Her childhood was filled with nature and art. She hunted for salamanders. And she sketched. When she was 13, a trip to the studio of a printmaker friend of the family opened Koehler’s eyes to the process-filled, reductive art, and set her on her path. “Printmaking sang to me,” says Koehler.
She pursued art in college and for her senior show, marrying her two passions, Koehler created prints based on stories from the farm, including first-hand accounts from her mom and aunt. “It was interesting to pay fidelity to the storyteller, knowing it was through a child’s eyes.”
Koehler became aware of the natural world, the cycle of life, and the profundity that was found in it all.
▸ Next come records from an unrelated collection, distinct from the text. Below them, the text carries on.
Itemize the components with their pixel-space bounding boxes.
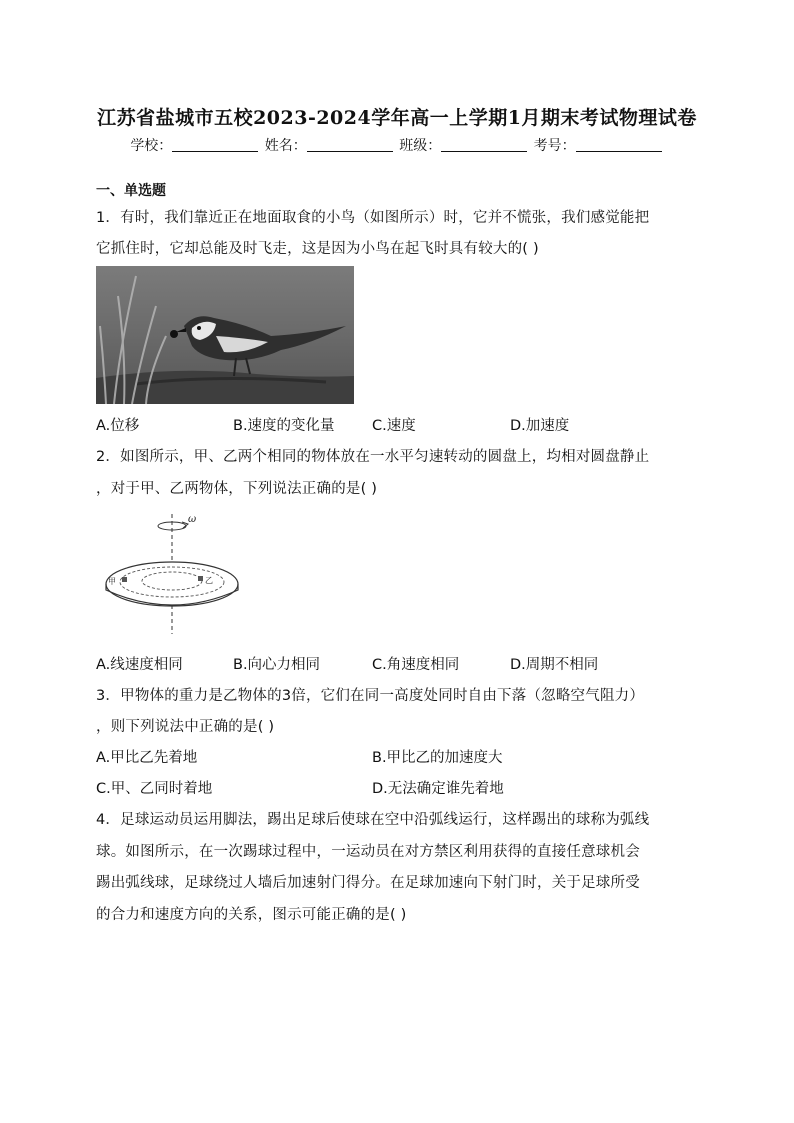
- q1-stem-line2: 它抓住时，它却总能及时飞走，这是因为小鸟在起飞时具有较大的( ): [96, 241, 539, 257]
- q1-option-a[interactable]: A.位移: [96, 418, 140, 434]
- bird-photo: [96, 266, 354, 404]
- bird-photo-illustration: [96, 266, 354, 404]
- q3-stem-line1: 3．甲物体的重力是乙物体的3倍，它们在同一高度处同时自由下落（忽略空气阻力）: [96, 688, 645, 704]
- q3-stem-line2: ，则下列说法中正确的是( ): [96, 719, 275, 735]
- label-yi: 乙: [205, 576, 213, 585]
- q4-stem-line2: 球。如图所示，在一次踢球过程中，一运动员在对方禁区利用获得的直接任意球机会: [96, 844, 640, 860]
- school-label: 学校：: [130, 138, 173, 154]
- name-label: 姓名：: [264, 138, 307, 154]
- q2-option-c[interactable]: C.角速度相同: [372, 657, 460, 673]
- exam-title: 江苏省盐城市五校2023-2024学年高一上学期1月期末考试物理试卷: [97, 107, 697, 129]
- q4-stem-line3: 踢出弧线球，足球绕过人墙后加速射门得分。在足球加速向下射门时，关于足球所受: [96, 875, 640, 891]
- q3-option-a[interactable]: A.甲比乙先着地: [96, 750, 198, 766]
- q1-option-c[interactable]: C.速度: [372, 418, 416, 434]
- label-jia: 甲: [108, 577, 116, 586]
- q2-stem-line2: ，对于甲、乙两物体，下列说法正确的是( ): [96, 481, 378, 497]
- name-blank[interactable]: [307, 137, 393, 152]
- q1-stem-line1: 1．有时，我们靠近正在地面取食的小鸟（如图所示）时，它并不慌张，我们感觉能把: [96, 210, 650, 226]
- object-yi: [198, 576, 203, 581]
- q3-option-b[interactable]: B.甲比乙的加速度大: [372, 750, 503, 766]
- q3-option-d[interactable]: D.无法确定谁先着地: [372, 781, 504, 797]
- q4-stem-line1: 4．足球运动员运用脚法，踢出足球后使球在空中沿弧线运行，这样踢出的球称为弧线: [96, 812, 650, 828]
- class-label: 班级：: [399, 138, 442, 154]
- q4-stem-line4: 的合力和速度方向的关系，图示可能正确的是( ): [96, 907, 407, 923]
- class-blank[interactable]: [441, 137, 527, 152]
- q2-option-a[interactable]: A.线速度相同: [96, 657, 183, 673]
- q2-option-b[interactable]: B.向心力相同: [233, 657, 321, 673]
- student-info-row: [0, 135, 794, 155]
- q1-option-d[interactable]: D.加速度: [510, 418, 570, 434]
- school-blank[interactable]: [172, 137, 258, 152]
- omega-symbol: ω: [188, 514, 197, 525]
- number-label: 考号：: [533, 138, 576, 154]
- object-jia: [122, 577, 127, 582]
- disk-top: [106, 562, 238, 606]
- q2-stem-line1: 2．如图所示，甲、乙两个相同的物体放在一水平匀速转动的圆盘上，均相对圆盘静止: [96, 449, 650, 465]
- q2-option-d[interactable]: D.周期不相同: [510, 657, 599, 673]
- section-heading: 一、单选题: [96, 183, 166, 199]
- q1-option-b[interactable]: B.速度的变化量: [233, 418, 335, 434]
- rotating-disk-figure: [100, 510, 242, 636]
- q3-option-c[interactable]: C.甲、乙同时着地: [96, 781, 213, 797]
- number-blank[interactable]: [576, 137, 662, 152]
All of this awareness came full circle when she witnessed her aunt die from cancer. “I began thinking about the concept of a cycle: life, environmental, career, anything,” says Koehler. Using her tools of the trade—a woodblock, special carving knives, oil-based ink, paper and a short-handled, wooden spoon from her mom’s kitchen—she painstakingly created prints that spoke to those lifecycles.
Her path led her to Minnesota in 2008, and to White Bear Lake in 2010. Her studio, which also includes a small gallery, came about shortly thereafter. She created an Agrarian series, as well as pieces in a Flora and Fauna series, and Scenes and Scapes, which encompasses everything from the barn she remembers from a field of sunflowers to a birch tree in winter.
Koehler’s work has changed, too; it has become more environmentally focused. “We are in the anthropocene time, which means there isn’t anything [humans] haven’t touched, and everything is affected by humanity,” she says. If you get the impression she’s cerebral and artistic, you’re right.
Koehler has given speeches, taught classes and won awards. Recently, she received a Minnesota State Arts Board grant to look at an issue that has long intrigued her. “I’ve been fascinated with the invasive plant species in Minnesota and how they were brought here for a purpose,” says Koehler. “They were pretty, or we wanted fodder for cattle to stabilize stream banks, or for medicinal purposes. And they wound up escaping the garden and out-competing the native plants.”
The grant will encompass a series of reduction woodcuts that incorporate collagraphs— prints on wood or paperboard—as well as a solo show.
Koehler understands that sometimes people won’t get the underlying message of her work. “I do wonder how people respond,” she says. “There are times when someone wants to know the story and it changes [his or her] mind about buying it. But more often than not, I think it’s good to have the conversation.”